In West Africa, Cameroon emerges as a notable producer of robusta coffee, a variety prized for its bold flavour and rich aroma. While not as renowned as its arabica counterparts, Cameroonian robusta beans play a crucial role in the global coffee market, often used in blends to impart depth and complexity to the final cup. Cameroon's coffee industry has historically faced challenges such as limited infrastructure and inconsistent government support. However, efforts are underway to revitalise the sector and unlock its full potential. Smallholder farmers, who form the backbone of Cameroon's coffee production, are receiving training and resources to improve crop quality and increase yields.

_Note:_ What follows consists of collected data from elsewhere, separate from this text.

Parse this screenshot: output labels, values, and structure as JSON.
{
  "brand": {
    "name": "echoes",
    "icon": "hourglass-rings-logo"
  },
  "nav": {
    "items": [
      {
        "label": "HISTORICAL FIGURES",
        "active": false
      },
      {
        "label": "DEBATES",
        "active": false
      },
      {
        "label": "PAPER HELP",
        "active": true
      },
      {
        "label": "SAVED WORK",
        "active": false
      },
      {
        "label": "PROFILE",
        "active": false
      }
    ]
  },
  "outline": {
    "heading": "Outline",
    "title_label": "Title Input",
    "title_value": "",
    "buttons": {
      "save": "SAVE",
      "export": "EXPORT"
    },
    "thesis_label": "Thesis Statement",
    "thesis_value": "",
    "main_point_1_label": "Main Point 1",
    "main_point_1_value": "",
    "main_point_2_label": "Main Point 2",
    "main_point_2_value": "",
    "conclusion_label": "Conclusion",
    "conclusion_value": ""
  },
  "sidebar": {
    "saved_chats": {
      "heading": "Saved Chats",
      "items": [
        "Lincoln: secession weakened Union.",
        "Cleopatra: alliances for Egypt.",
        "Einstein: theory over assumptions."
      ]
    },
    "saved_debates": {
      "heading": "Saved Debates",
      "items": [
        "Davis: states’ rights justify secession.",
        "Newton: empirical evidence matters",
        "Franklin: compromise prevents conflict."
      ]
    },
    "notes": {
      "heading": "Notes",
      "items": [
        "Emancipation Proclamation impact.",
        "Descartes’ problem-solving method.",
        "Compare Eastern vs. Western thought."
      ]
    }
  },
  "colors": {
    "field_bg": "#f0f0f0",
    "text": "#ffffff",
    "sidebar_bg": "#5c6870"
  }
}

Haiti has a rich coffee heritage dating back centuries. While the country's coffee production levels have fluctuated over time, Haiti is known for its unique arabica beans, prized for their complex flavour profiles and distinct soil and land. The country's coffee culture is deeply ingrained in its history and traditions, with coffee playing a central role in social gatherings and cultural rituals.

Democratic Republic of the Cong

The Democratic Republic of the Congo (DRC) produces both arabica and robusta beans, with vast potential for growth, particularly in the specialty coffee segment. The country's diverse geography, ranging from lush rainforests to high-altitude plateaus, provides ideal conditions for coffee cultivation. 


Thailand has been increasingly making its mark on the global coffee scene. While traditionally known for its tea production, Thailand has been steadily increasing its coffee production in recent years, particularly in the specialty coffee segment.

The country's northern regions, with their cooler climates and fertile soil, are well-suited for coffee cultivation. Thai coffee is characterized by its unique flavour profiles, influenced by factors such as altitude, soil composition, and processing methods. This diversity in taste has caught the attention of coffee enthusiasts worldwide, driving demand for Thai specialty coffees.

Thailand's coffee industry is supported by a growing community of passionate farmers, roasters, and baristas who are dedicated to producing and promoting high-quality beans. Government initiatives and private investments are also playing a role in expanding the industry, providing training, resources, and market access to coffee growers across the country.

As Thailand continues to invest in its coffee sector, there is optimism that the country will further establish itself as reputable producers of coffee on the global stage. With its commitment to quality, innovation, and sustainability, Thailand is poised to delight coffee lovers with its distinctive brews for years to come.